Arturo Torres

Personal information
- Full name: Arturo Torres
- Date of birth: December 11, 1980 (age 44)
- Place of birth: Harbor City, California, United States
- Height: 6 ft 1 in (1.85 m)
- Position(s): Defender

College career
- Years: Team / Apps / (Gls)
- 1999–2002: Loyola Marymount Lions

Senior career*
- Years: Team / Apps / (Gls)
- 2003–2004: Los Angeles Galaxy / 27 / (1)
- 2005: Chivas USA / 23 / (2)
- 2007: Bakersfield Brigade / 1 / (0)

= Arturo Torres (soccer, born 1980) =

American soccer player

Arturo Torres (born December 11, 1980) is an American soccer player, the first player in the history of Chivas USA of Major League Soccer.

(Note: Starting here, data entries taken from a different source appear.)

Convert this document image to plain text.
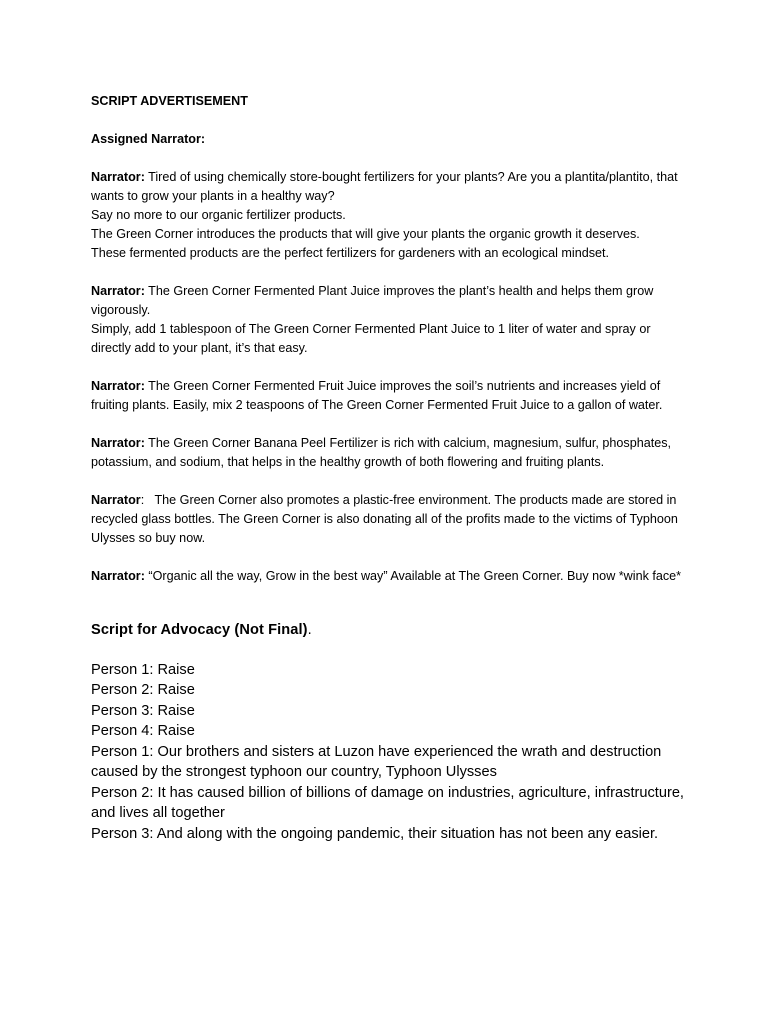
SCRIPT ADVERTISEMENT

Assigned Narrator:

Narrator: Tired of using chemically store-bought fertilizers for your plants? Are you a plantita/plantito, that wants to grow your plants in a healthy way?

Say no more to our organic fertilizer products.

The Green Corner introduces the products that will give your plants the organic growth it deserves.

These fermented products are the perfect fertilizers for gardeners with an ecological mindset.

Narrator: The Green Corner Fermented Plant Juice improves the plant’s health and helps them grow vigorously.

Simply, add 1 tablespoon of The Green Corner Fermented Plant Juice to 1 liter of water and spray or directly add to your plant, it’s that easy.

Narrator: The Green Corner Fermented Fruit Juice improves the soil’s nutrients and increases yield of fruiting plants. Easily, mix 2 teaspoons of The Green Corner Fermented Fruit Juice to a gallon of water.

Narrator: The Green Corner Banana Peel Fertilizer is rich with calcium, magnesium, sulfur, phosphates, potassium, and sodium, that helps in the healthy growth of both flowering and fruiting plants.

Narrator:   The Green Corner also promotes a plastic-free environment. The products made are stored in recycled glass bottles. The Green Corner is also donating all of the profits made to the victims of Typhoon Ulysses so buy now.

Narrator: “Organic all the way, Grow in the best way” Available at The Green Corner. Buy now *wink face*

Script for Advocacy (Not Final).

Person 1: Raise

Person 2: Raise

Person 3: Raise

Person 4: Raise

Person 1: Our brothers and sisters at Luzon have experienced the wrath and destruction caused by the strongest typhoon our country, Typhoon Ulysses

Person 2: It has caused billion of billions of damage on industries, agriculture, infrastructure, and lives all together

Person 3: And along with the ongoing pandemic, their situation has not been any easier.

Torres played college soccer at Loyola Marymount University from 1999 to 2002. As a freshman, although he only started 13 of 18 games, Torres scored 16 goals and 4 assists, and was a first-team All-WCC selection. Torres had continued success in 2000, registering 11 goals and 10 assists, and was named the WCC Co-Player of the Year. As a junior, Torres was again a first-team All-WCC selection, after scoring 11 goals and 3 assists. As a senior, he scored 8 goals and 13 assists, and was named to the All-WCC first team for the fourth straight year. He finished his career at LMU with 46 goals and 22 assists.

Upon graduating, Torres was selected 19th overall by the Los Angeles Galaxy in the 2003 MLS SuperDraft and signed to a developmental contract. In his first year, he appeared in nine games, starting three. In 2004, he appeared in 18 games, scoring a goal and two assists. Despite the meek numbers, Chivas USA made Torres the first official player in club history, drafting him first overall in the 2004 MLS Expansion Draft. He would go on to play 23 games for the club during the 2005 season, scoring 2 goals.

==Personal life==
Torres was born in the United States to Mexican parents.